When I was looking for more information about what recourse I might have against the Software Heritage Archive, who has been putting code that deadnames me and other people into their archive, I encountered this announcement of theirs:
They pivoted to AI! They were blockchain bros in 2018 and they pivoted to AI in 2023! Of course they did!
Now you don't have to be a European who changed their name to have an action you can take against them. Everyone who has put code on GitHub has a claim against them.
Their press release says "ethical" several times in hopes that it becomes true, but they have taken all the code they could possibly scrape from GitHub except sometimes leaving out GPL code. Apparently what makes it "ethical" is that you can ask for an opt-out, and they will try to remember to get around to removing the code you specified from later versions. Though of course we've seen how the Archive operates -- they'll most likely say "oh, we removed your code, but not this identical copy of it that we also have", or "we endeavor in the future to be able to remove your code".
Here are some calls to action:
- If you've ever put code on GitHub, check Am I In The Stack? (edit: more direct link), which will say what they've scraped from your GitHub namespace in particular.
- If you enjoy futility, send them an opt-out request.
- If you have a HuggingFace login or you can stomach getting one, log in to HuggingFace and report the dataset for copyright infringement. It's on the three inconspicuous vertical dots on the right sidebar.
- Send a takedown notice to takedown@softwareheritage.org, demanding that they take your code out of all versions of their AI
modeldataset, as well as their archive, because they have almost certainly violated your license -- even if it's open source, especially if it's open source -- and therefore they no longer have any right to your code.
No matter what they say, they are not following your license unless your license is equivalent to the public domain.
Every open-source license I know of has an attribution clause. Even for permissively licensed code, they have to credit the author, and usually they have to include the license text that allowed them to use the code.
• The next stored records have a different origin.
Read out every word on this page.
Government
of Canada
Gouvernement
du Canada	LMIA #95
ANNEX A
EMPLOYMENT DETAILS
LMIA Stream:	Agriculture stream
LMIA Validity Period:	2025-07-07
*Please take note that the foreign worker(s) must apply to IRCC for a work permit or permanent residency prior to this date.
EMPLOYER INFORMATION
They claim that users of their model are responsible for following all the attribution clauses, and they claim that they provide the information to let users do so. For one thing, licenses don't work that way! You can't break a license and then say it's someone else's job to comply with it.
If their supposedly reassuring statement about attribution were true, each user of the model would have to write pages of license text next to every line of code they "wrote" (plagiarized) using the BigCode model. I assure you, no user is doing that. But also it's just not true, because there is no language model that is capable of correctly attributing its sources. They are simply lying, as they always do.
Also, if you didn't put a license on your code, the default license on GitHub is just that GitHub can store your code and forks of it. It's "all rights reserved" for everyone else. SWH took repositories like that also.
Remember, "fair use" is not a thing in France. They just stole your code.